Question

A bullet is fired from a gun. The force on the bullet is given by $F = 600 - 2 \times {10^5}t$, where F is in N and t in sec. The force on the bullet becomes zero as soon as it leaves the barrel. What is the average impulse imparted to the bullet?

Answer 1

Hint: When a fast-moving object crashes into a stationary object in a matter of a few seconds, the damage is magnified even though the reaction force is not that high. This is because the change of force in unit time matters, and this quantity is called impulse.

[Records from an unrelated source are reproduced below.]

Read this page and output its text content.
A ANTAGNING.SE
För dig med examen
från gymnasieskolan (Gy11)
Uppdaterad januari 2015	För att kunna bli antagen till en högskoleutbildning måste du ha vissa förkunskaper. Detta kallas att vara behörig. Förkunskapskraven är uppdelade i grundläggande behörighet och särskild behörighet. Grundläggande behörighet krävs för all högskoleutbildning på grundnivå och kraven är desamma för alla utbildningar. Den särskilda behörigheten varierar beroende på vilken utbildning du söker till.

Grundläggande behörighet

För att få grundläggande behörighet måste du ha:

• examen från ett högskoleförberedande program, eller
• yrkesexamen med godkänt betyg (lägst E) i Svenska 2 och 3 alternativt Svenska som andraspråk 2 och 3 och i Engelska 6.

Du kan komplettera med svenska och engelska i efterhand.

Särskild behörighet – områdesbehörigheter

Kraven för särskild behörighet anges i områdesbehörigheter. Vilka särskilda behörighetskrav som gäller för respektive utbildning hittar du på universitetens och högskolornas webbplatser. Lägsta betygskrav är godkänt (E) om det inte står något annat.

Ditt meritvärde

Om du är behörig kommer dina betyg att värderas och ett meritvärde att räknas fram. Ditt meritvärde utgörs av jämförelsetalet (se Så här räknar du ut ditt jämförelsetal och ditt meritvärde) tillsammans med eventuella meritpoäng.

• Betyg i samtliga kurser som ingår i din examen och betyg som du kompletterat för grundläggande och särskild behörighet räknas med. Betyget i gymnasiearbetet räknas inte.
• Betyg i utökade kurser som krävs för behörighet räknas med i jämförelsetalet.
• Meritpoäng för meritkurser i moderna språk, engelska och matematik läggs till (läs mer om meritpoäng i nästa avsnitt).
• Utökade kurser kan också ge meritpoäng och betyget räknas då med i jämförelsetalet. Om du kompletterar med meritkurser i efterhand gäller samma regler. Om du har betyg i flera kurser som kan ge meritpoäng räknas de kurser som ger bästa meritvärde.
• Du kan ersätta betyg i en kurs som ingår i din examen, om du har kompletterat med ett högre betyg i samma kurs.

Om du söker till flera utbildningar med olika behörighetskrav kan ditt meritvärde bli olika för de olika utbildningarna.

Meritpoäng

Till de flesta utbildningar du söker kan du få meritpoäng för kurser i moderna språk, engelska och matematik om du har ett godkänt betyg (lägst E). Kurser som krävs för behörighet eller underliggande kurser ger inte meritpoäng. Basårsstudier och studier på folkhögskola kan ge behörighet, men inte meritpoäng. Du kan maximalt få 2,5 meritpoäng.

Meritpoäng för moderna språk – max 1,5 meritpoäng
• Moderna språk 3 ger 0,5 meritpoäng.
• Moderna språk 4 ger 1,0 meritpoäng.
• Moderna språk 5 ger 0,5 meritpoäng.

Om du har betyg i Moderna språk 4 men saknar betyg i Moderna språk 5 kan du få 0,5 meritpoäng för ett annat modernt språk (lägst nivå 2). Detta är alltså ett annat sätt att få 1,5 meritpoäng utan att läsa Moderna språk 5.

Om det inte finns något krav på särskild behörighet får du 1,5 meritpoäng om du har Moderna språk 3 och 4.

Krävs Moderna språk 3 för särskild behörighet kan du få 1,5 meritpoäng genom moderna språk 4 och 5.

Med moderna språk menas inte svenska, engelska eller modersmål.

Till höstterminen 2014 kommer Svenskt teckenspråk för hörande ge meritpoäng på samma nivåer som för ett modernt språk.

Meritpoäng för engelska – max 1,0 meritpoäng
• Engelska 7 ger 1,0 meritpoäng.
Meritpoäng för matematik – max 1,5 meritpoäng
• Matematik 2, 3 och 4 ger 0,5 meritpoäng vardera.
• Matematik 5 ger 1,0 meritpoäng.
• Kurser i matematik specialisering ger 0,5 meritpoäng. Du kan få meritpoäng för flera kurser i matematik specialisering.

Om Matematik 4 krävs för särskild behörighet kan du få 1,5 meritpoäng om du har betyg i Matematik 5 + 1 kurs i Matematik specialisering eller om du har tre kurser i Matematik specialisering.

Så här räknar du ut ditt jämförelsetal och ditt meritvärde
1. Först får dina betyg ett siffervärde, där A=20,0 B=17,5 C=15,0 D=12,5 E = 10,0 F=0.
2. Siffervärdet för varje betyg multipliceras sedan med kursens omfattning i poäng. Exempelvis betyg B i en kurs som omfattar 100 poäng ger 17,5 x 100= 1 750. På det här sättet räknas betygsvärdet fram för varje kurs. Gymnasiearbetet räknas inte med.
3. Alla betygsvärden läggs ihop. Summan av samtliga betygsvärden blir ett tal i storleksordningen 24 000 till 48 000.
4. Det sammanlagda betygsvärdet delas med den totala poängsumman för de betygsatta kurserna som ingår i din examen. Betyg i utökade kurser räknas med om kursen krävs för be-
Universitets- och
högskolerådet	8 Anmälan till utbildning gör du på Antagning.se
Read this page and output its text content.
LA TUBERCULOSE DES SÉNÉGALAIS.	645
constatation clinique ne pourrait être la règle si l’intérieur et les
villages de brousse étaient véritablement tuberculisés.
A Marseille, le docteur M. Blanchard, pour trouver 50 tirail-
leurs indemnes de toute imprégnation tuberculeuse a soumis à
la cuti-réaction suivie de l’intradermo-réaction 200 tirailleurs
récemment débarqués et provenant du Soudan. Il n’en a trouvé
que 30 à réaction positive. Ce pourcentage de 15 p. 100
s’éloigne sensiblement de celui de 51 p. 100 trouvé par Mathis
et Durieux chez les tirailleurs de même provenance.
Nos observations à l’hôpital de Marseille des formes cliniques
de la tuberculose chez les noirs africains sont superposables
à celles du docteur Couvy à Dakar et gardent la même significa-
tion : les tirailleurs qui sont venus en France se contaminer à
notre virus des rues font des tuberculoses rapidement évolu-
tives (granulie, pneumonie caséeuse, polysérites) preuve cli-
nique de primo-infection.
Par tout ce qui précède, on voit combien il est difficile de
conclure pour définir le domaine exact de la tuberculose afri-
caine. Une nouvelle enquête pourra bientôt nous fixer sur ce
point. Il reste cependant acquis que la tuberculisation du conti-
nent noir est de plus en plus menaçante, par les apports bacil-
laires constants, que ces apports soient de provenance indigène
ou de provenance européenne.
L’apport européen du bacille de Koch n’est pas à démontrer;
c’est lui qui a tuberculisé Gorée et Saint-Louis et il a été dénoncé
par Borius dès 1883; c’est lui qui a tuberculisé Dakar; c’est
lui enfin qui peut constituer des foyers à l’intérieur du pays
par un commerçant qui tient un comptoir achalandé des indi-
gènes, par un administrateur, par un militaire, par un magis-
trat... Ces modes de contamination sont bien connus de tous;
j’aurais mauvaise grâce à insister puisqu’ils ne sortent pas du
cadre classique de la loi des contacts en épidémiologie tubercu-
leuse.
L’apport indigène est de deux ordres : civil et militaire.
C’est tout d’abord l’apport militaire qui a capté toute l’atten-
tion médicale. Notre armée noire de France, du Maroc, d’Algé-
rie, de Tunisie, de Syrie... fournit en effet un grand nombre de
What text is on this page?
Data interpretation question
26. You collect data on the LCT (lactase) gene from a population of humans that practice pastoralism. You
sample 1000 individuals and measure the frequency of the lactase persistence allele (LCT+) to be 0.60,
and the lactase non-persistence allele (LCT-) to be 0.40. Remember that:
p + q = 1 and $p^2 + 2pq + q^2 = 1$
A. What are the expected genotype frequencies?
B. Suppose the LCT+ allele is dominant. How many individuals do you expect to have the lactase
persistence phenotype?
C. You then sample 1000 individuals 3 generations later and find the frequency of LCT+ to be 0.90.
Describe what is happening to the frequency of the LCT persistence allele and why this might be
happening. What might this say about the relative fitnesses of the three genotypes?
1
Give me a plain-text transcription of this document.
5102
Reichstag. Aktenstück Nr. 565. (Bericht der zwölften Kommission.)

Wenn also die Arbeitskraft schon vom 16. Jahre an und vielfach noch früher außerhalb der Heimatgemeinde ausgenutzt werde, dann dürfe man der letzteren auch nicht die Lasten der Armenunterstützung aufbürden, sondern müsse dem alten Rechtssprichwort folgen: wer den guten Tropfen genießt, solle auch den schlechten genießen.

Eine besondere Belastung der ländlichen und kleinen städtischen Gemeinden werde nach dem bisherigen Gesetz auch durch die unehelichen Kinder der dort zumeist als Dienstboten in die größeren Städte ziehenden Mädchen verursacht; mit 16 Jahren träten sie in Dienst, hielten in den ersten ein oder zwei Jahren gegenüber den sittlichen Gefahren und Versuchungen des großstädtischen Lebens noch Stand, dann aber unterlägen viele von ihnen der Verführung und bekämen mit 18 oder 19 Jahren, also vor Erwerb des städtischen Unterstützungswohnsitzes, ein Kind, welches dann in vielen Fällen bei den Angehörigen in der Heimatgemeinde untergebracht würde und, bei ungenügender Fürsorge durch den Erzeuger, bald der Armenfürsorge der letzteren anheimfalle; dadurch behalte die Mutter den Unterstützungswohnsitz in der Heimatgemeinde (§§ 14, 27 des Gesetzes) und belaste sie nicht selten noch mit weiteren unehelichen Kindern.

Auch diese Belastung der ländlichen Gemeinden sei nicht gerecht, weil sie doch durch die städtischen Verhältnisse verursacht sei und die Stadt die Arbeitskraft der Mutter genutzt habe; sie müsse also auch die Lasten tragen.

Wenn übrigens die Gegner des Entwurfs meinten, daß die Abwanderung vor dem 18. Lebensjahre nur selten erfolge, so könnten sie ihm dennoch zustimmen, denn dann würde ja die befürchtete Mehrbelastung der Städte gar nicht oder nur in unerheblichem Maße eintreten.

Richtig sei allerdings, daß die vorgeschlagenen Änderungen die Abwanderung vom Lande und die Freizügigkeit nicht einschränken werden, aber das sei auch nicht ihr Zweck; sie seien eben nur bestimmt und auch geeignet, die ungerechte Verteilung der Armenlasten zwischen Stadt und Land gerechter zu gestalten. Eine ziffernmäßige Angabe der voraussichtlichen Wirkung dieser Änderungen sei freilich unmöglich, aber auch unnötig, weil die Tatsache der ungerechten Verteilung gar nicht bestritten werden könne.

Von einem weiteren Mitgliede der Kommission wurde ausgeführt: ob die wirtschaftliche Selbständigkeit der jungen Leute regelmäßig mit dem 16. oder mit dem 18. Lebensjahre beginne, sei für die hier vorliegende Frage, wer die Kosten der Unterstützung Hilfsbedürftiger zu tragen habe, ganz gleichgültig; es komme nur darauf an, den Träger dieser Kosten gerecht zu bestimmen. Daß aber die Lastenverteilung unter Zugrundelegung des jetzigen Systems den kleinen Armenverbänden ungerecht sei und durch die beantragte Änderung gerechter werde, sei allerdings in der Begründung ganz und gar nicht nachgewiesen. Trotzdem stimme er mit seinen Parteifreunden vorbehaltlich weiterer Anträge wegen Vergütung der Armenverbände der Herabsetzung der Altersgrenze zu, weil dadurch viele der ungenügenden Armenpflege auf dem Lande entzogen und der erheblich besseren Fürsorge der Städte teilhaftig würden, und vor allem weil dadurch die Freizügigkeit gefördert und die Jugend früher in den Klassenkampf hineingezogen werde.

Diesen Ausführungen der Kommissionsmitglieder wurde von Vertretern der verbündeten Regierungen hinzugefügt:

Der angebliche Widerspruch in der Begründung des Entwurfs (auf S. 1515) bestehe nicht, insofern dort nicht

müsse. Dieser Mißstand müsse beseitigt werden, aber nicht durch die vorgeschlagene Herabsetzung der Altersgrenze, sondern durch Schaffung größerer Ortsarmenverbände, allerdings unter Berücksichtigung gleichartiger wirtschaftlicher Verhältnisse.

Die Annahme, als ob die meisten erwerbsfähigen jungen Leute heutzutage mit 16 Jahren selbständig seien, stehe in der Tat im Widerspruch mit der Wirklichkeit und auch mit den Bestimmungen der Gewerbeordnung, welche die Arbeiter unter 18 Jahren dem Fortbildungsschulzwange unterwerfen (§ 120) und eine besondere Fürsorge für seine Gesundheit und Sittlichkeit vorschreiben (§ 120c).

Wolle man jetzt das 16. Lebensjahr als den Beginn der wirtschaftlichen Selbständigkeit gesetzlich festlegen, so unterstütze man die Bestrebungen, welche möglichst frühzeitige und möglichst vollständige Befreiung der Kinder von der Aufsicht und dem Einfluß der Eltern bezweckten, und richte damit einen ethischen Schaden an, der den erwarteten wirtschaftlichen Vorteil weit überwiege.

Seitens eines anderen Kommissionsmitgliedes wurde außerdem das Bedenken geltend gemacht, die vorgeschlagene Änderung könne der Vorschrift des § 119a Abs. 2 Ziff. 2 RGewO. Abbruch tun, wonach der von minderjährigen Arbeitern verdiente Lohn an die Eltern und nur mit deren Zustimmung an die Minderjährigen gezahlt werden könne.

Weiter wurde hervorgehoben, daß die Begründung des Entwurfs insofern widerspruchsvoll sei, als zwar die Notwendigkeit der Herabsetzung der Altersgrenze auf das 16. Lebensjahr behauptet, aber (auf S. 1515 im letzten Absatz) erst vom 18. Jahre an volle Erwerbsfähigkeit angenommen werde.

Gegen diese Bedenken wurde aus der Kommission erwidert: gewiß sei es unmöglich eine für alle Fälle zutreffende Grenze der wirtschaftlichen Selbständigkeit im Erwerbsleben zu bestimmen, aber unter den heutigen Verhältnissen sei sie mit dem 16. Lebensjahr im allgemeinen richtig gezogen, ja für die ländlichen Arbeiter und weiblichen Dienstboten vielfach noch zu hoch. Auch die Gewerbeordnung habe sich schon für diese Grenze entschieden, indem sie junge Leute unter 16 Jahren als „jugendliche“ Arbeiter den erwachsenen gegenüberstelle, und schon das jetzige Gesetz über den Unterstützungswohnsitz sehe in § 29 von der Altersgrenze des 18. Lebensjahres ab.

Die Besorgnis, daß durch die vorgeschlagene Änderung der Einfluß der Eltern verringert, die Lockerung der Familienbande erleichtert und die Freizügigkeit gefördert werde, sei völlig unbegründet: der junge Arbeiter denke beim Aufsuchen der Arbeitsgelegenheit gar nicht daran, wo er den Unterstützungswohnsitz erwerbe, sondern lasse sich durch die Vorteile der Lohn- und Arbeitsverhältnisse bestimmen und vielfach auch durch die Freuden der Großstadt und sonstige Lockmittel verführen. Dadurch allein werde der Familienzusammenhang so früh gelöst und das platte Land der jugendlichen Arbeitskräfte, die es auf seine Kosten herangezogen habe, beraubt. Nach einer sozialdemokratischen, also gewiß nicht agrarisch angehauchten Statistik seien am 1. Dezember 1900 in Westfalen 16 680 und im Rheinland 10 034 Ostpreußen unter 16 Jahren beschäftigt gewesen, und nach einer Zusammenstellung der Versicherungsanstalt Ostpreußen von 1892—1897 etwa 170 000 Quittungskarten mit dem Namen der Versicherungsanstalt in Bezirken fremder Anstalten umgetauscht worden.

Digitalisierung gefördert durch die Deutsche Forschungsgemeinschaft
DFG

Complete step-by-step answer:
The impulse is defined as a huge force acting in a small interval of time. The impact of change of force with time is even higher than the magnitude if the time of application becomes shorter. The reason for this is that force is defined as the change in momentum and this change in momentum is equal to the impulse.
Therefore,
Impulse, $J = F \times t$
In the question, the force is provided as a function of time
$F\left( t \right) = 600 - 2 \times {10^5}t$
Given that the force of bullet becomes zero initially, $F = 0$
Substituting, we get –
\[
  F\left( t \right) = 600 - 2 \times {10^5}t \\
  0 = 600 - 2 \times {10^5}t \\
   \to 2 \times {10^5}t = 600 \\
   \to t = \dfrac{{600}}{{2 \times {{10}^5}}} = 3 \times {10^{ - 3}}\sec \\
 \]
Since the force is a function of time, t, we cannot directly, multiply with the time. We have to integrate force with respect to time because the change in time is very small in number.
Therefore,
\[
  J = \int {F.dt} \\
  Substituting, \\
  J = \int {600 - 2 \times {{10}^5}t.dt} \\
  Integrating, \\
  J = \int {600.dt - \int {2 \times {{10}^5}t.dt} } \\
   \to J\left( t \right) = 600t - 2 \times {10^5}\dfrac{{{t^2}}}{2} \\
 \]
Substituting the value of time, \[t = 3 \times {10^{ - 3}}\sec \], we get the value of average impulse.
\[
  J\left( t \right) = 600t - 2 \times {10^5}\dfrac{{{t^2}}}{2} \\
   \to J\left( {3 \times {{10}^{ - 3}}} \right) = 600 \times 3 \times {10^{ - 3}} - 2 \times {10^5} \times \dfrac{{{{\left( {3 \times {{10}^{ - 3}}} \right)}^2}}}{2} \\
   \to J\left( {3 \times {{10}^{ - 3}}} \right) = 18 \times {10^2} \times {10^{ - 3}} - {2} \times {10^5} \times \dfrac{{9 \times {{10}^{ - 6}}}}{{{2}}} \\
   \to J\left( {3 \times {{10}^{ - 3}}} \right) = 1800 \times {10^{2 - 3}} - 9 \times {10^{5 - 6}} \\
   \to J\left( {3 \times {{10}^{ - 3}}} \right) = 18 \times {10^{ - 1}} - 9 \times {10^{ - 1}} \\
   \to J\left( {3 \times {{10}^{ - 3}}} \right) = 9 \times {10^{ - 1}} = 0.9Ns \\
 \]
Hence, the average impulse, $J = 0.9Ns$

Note: The integral of the types mentioned in this solution is explained as below: 1. $\int {dx = x + C} $
2. $\int {x.dx = \dfrac{{{x^2}}}{2} + C} $